Public-safety agencies will need to continue using land-mobile-radio (LMR) networks for “years to come” until mission-critical voice is available via a reliable broadband network and devices — such as the proposed public-safety LTE network proposed in legislation enacted last week — according to a recent General Accountability Office (GAO) report.

Several vendors at last week’s International Wireless Communications Expo (IWCE) demonstrated applications that allow voice communications to be transmitted across an LTE network, but none of them offer key features required by public-safety personnel, such as peer-to-peer communications when the network is down or unavailable.

Given this, public safety likely will rely on LMR systems for mission-critical voice for “perhaps even 10 years or more,” according to the GAO report.

“A broadband network could enable emergency responders to access video and data applications that improve incident response,” the report states. “Yet, because the technology standard for the proposed broadband network does not support mission-critical voice capabilities, first responders will continue to rely on their current LMR systems for the foreseeable future. Thus, a broadband network would supplement, rather than replace, current public safety communication systems.”

In recent years, many elected officials and policymakers have expressed opinions that indicate public safety would be able to cease operations on their LMR networks as soon as dedicated LTE networks are available. Public Safety Spectrum Trust (PSST) Chairman Harlin McEwen said he believes the GAO report provides a realistic vision about the timing and challenges associated with making such a transition for mission-critical voice.

“I’ve read the summary, and I thought it was pretty good,” McEwen said. “I thought it recognized that there’s going to be challenges with the new nationwide public-safety broadband network. I thought it was pretty positive.”

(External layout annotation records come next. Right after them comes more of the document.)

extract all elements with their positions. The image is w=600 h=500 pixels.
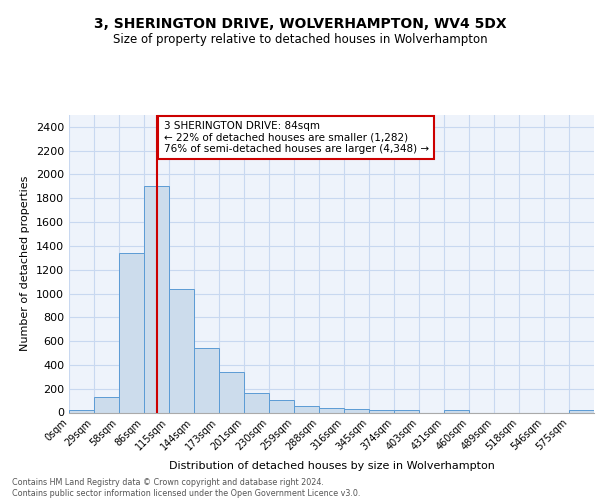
Text: 3 SHERINGTON DRIVE: 84sqm
← 22% of detached houses are smaller (1,282)
76% of se: 3 SHERINGTON DRIVE: 84sqm ← 22% of detac…: [163, 121, 428, 154]
Bar: [94, 397, 119, 412]
Text: Contains HM Land Registry data © Crown copyright and database right 2024.
Contai: Contains HM Land Registry data © Crown c…: [12, 478, 361, 498]
Bar: [319, 408, 344, 412]
Bar: [294, 406, 319, 412]
Bar: [344, 409, 369, 412]
Text: 3, SHERINGTON DRIVE, WOLVERHAMPTON, WV4 5DX: 3, SHERINGTON DRIVE, WOLVERHAMPTON, WV4 …: [94, 18, 506, 32]
Bar: [569, 410, 594, 412]
Bar: [119, 253, 144, 412]
Bar: [169, 288, 194, 412]
Bar: [244, 393, 269, 412]
Y-axis label: Number of detached properties: Number of detached properties: [20, 176, 31, 352]
Bar: [269, 400, 294, 412]
X-axis label: Distribution of detached houses by size in Wolverhampton: Distribution of detached houses by size …: [169, 460, 494, 470]
Bar: [194, 348, 219, 412]
Bar: [444, 410, 469, 412]
Bar: [394, 410, 419, 412]
Bar: [69, 410, 94, 412]
Bar: [369, 410, 394, 412]
Bar: [219, 372, 244, 412]
Bar: [144, 186, 169, 412]
Text: Size of property relative to detached houses in Wolverhampton: Size of property relative to detached ho…: [113, 32, 487, 46]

The GAO report also noted that the relatively small market and unique requirements for public safety have resulted in high radio costs, such as thousands of dollars per portable unit. In an attempt to lower radio costs, the GAO suggested that public-safety agencies work the Department of Homeland Security (DHS) to make joint procurements for a larger number of radios, so a lower price can be negotiated.

“Because public-safety agencies contract for LMR devices independently from one another, they are not in a strong position to negotiate lower prices and forego the quantity discounts that accompany larger orders,” the report states. “For similar situations, GAO has recommended joint procurement as a cost-saving measure, because it allows agencies requiring similar products to combine their purchase power and lower their procurement costs.

“Given that DHS has experience in emergency communications and relationships with public safety agencies, it is well-suited to facilitate joint procurement of handheld LMR devices.”